Tuesday, November 2, 2010

On the seashore

Most of you are probably familiar with this book. If you didn't get it for preschool/kindergarten/middle school/high school or college graduation, you have probably read it to your kids, or it was read to you when you were a kid.
This is probably one of Henry's favorite books-the quirky pictures and bright colors along with the fun sounds and silly words seem to do it for him.
At one point as I read this book over and over again I would get frustrated as I read his lines about "a most useless place:"

The Waiting Place…for people just waiting.

Waiting for a train to go or a bus to come, or a plane to go or the mail to come, or the rain to go or the phone to ring, or the snow to snow or waiting around for a Yes or No or waiting for their hair to grow. Everyone is just waiting.

Waiting for the fish to bite or waiting for wind to fly a kite or waiting around for Friday night or waiting, perhaps, for their Uncle Jake or a pot to boil, or a Better Break or a string of pearls, or a pair of pants or a wig with curls, or Another Chance. Everyone is just waiting.

No! That’s not for you!

"YES!" I would shout in my head, "You're right, I want to DO something! I want to be progressing, I want to be on my way!" I was feeling sick of every conversation I had about life involving the word, 'waiting' for internships, for jobs, other school options and other life evolving events. So I got on it. I started thinking, planing, trying to get going on whats next, at all costs, trying to find some backdoor out of this proverbial waiting place only to find myself more frustrated and more demoralized at every turn.
Sidenote: I realize that Dr. Seuss should not necessarily be my go to for life advice. Yet, when you are in state contrary to perfect placidity, many things can speak to you even if you do not intend it-probably why we are counseled to surround ourselves with the best of books, films, music etc.
Fast forward to this past week.
I was reading in Ether 2. Everyone is familiar with all the brother of Jared went through in Ether 3 preparing first a way to breath and then a way to receive light in the boats on the journey to the promised land.
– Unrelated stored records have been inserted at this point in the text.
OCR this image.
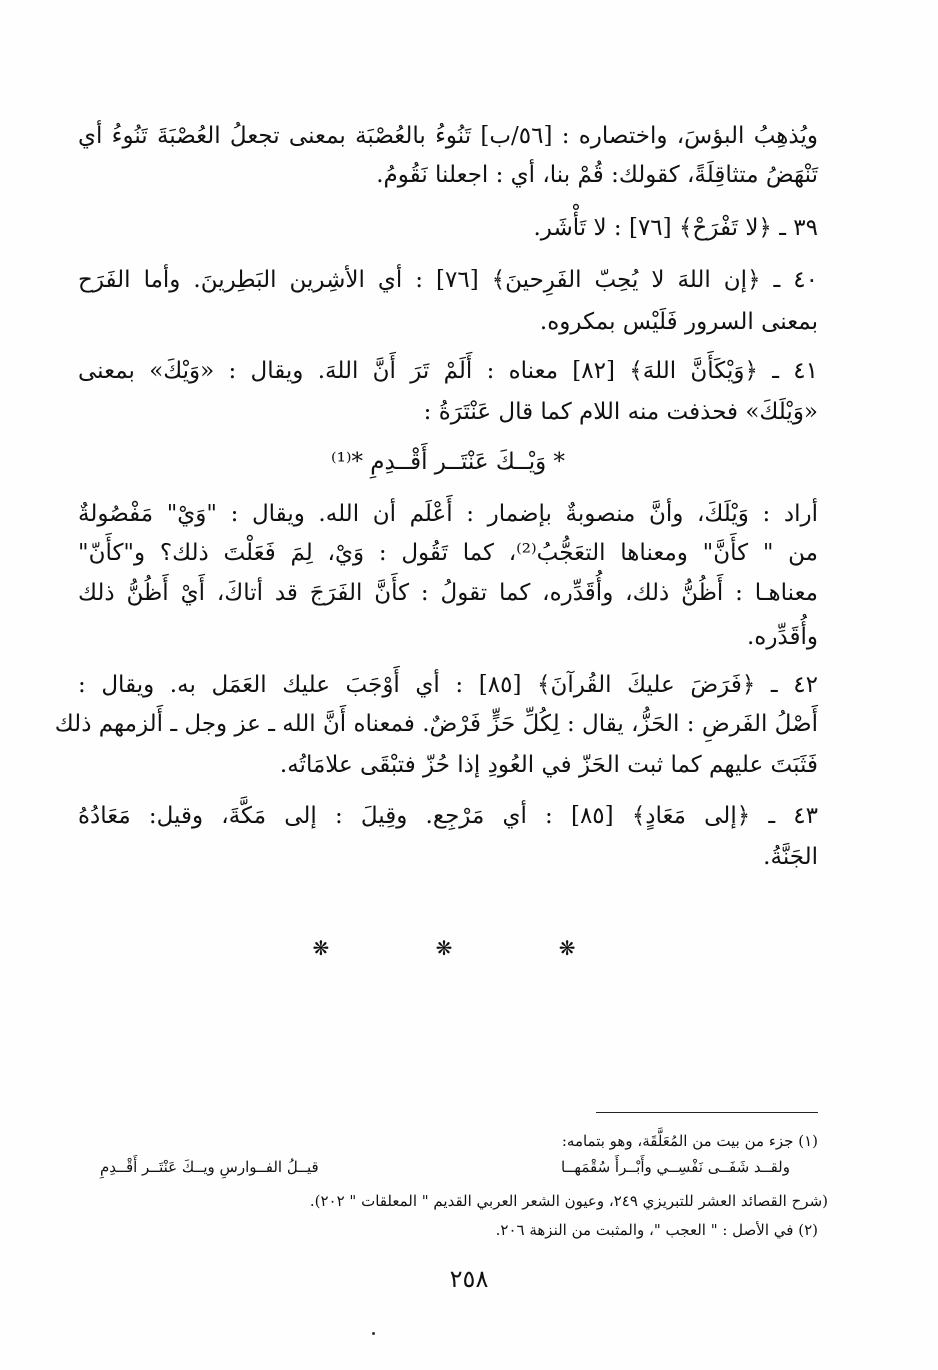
ويُذهِبُ البؤسَ، واختصاره : [٥٦/ب] تَنُوءُ بالعُصْبَة بمعنى تجعلُ العُصْبَةَ تَنُوءُ أي
تَنْهَضُ متثاقِلَةً، كقولك: قُمْ بنا، أي : اجعلنا نَقُومُ.
٣٩ ـ ﴿لا تَفْرَحْ﴾ [٧٦] : لا تَأْشَر.
٤٠ ـ ﴿إن اللهَ لا يُحِبّ الفَرِحينَ﴾ [٧٦] : أي الأشِرين البَطِرينَ. وأما الفَرَح
بمعنى السرور فَلَيْس بمكروه.
٤١ ـ ﴿وَيْكَأَنَّ اللهَ﴾ [٨٢] معناه : أَلَمْ تَرَ أَنَّ اللهَ. ويقال : «وَيْكَ» بمعنى
«وَيْلَكَ» فحذفت منه اللام كما قال عَنْتَرَةُ :
* وَيْــكَ عَنْتَــر أَقْــدِمِ *⁽¹⁾
أراد : وَيْلَكَ، وأنَّ منصوبةٌ بإضمار : أَعْلَم أن الله. ويقال : "وَيْ" مَفْصُولةٌ
من " كأَنَّ" ومعناها التعَجُّبُ⁽²⁾، كما تَقُول : وَيْ، لِمَ فَعَلْتَ ذلك؟ و"كأَنّ"
معناهـا : أَظُنُّ ذلك، وأُقَدِّره، كما تقولُ : كأَنَّ الفَرَجَ قد أتاكَ، أَيْ أَظُنُّ ذلك
وأُقَدِّره.
٤٢ ـ ﴿فَرَضَ عليكَ القُرآنَ﴾ [٨٥] : أي أَوْجَبَ عليك العَمَل به. ويقال :
أَصْلُ الفَرضِ : الحَزُّ، يقال : لِكُلِّ حَزٍّ فَرْضٌ. فمعناه أَنَّ الله ـ عز وجل ـ أَلزمهم ذلك
فَثَبَتَ عليهم كما ثبت الحَزّ في العُودِ إذا حُزّ فتبْقَى علامَاتُه.
٤٣ ـ ﴿إلى مَعَادٍ﴾ [٨٥] : أي مَرْجِع. وقِيلَ : إلى مَكَّةَ، وقيل: مَعَادُهُ
الجَنَّةُ.
❋ ❋ ❋
(١) جزء من بيت من المُعَلَّقَة، وهو بتمامه:
ولقــد شَفَــى نَفْسِــي وأَبْــرأَ سُقْمَهــا
قيــلُ الفــوارسِ ويــكَ عَنْتَــر أَقْــدِمِ
(شرح القصائد العشر للتبريزي ٢٤٩، وعيون الشعر العربي القديم " المعلقات " ٢٠٢).
(٢) في الأصل : " العجب "، والمثبت من النزهة ٢٠٦.
٢٥٨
What I became struck with however was what is aptly about in 'the middle' of chapter 2. I finally realized the Jaredites spent 4 years-FOUR YEARS-doing what? camping at the seashore. No explanation of what they were doing there except camping in tents. Then what follows that recorded chunk of waiting time?
"And for the space of three hours did the Lord talk with the brother of Jared, and chastened him because he remembered not to call upon the name of the Lord." (Ether 2:14)
I found it significant that not only did it seem like for four years the divine visits to the brother of Jared had ceased but in that time he was shown a weakness perhaps none of us who have ever read the miraculous accounts of the brother of Jared would have ever guessed at.
It brings to mind a quote attributed to Chekhov, "Any idiot can face a crisis-its the day to day living that wears you out."
In the day to day living, the brother of Jared had ceased to access the same divine assistance he had previously received during a crisis-he had been shown a fault that perhaps the microscope of adversity could not even have magnified quite so well. For whatever reason, in the tedious, day to day seashore living, the brother of Jared either thought the Lord's help was not necessary or should not be asked for in such banal day to day circumstances. Yet it is exactly that lack of daily access to divinity that can bring about a crisis of faith and belief in God and his Son.

So what have I realized about Seuss' useless waiting place? While he describes mostly silly things that people ought not to wait for but act on or in spite of, I believe there can be true growth and merit in learning how to wait well. Sometimes seeking the Lord requires stillness, waiting and allowing a halt in our journey with no idea where it will further lead, sometimes we need a seashore to show us the weaknesses we would not have guessed at during all the action of adversity or enjoyment of prosperity. So I try now to remember,

on the Lord: be of good courage, and he shall strengthen thine heart: wait, I say, on the Lord." (Ps. 27:14)

Again, in my long winded way, what have I realized about Seuss' waiting place? That it really can be a most useful place.


Gdub said...
This comment has been removed by the author.
Gdub said...

That was an awesome thought! Thanks for sharing. It helps me out in some ways.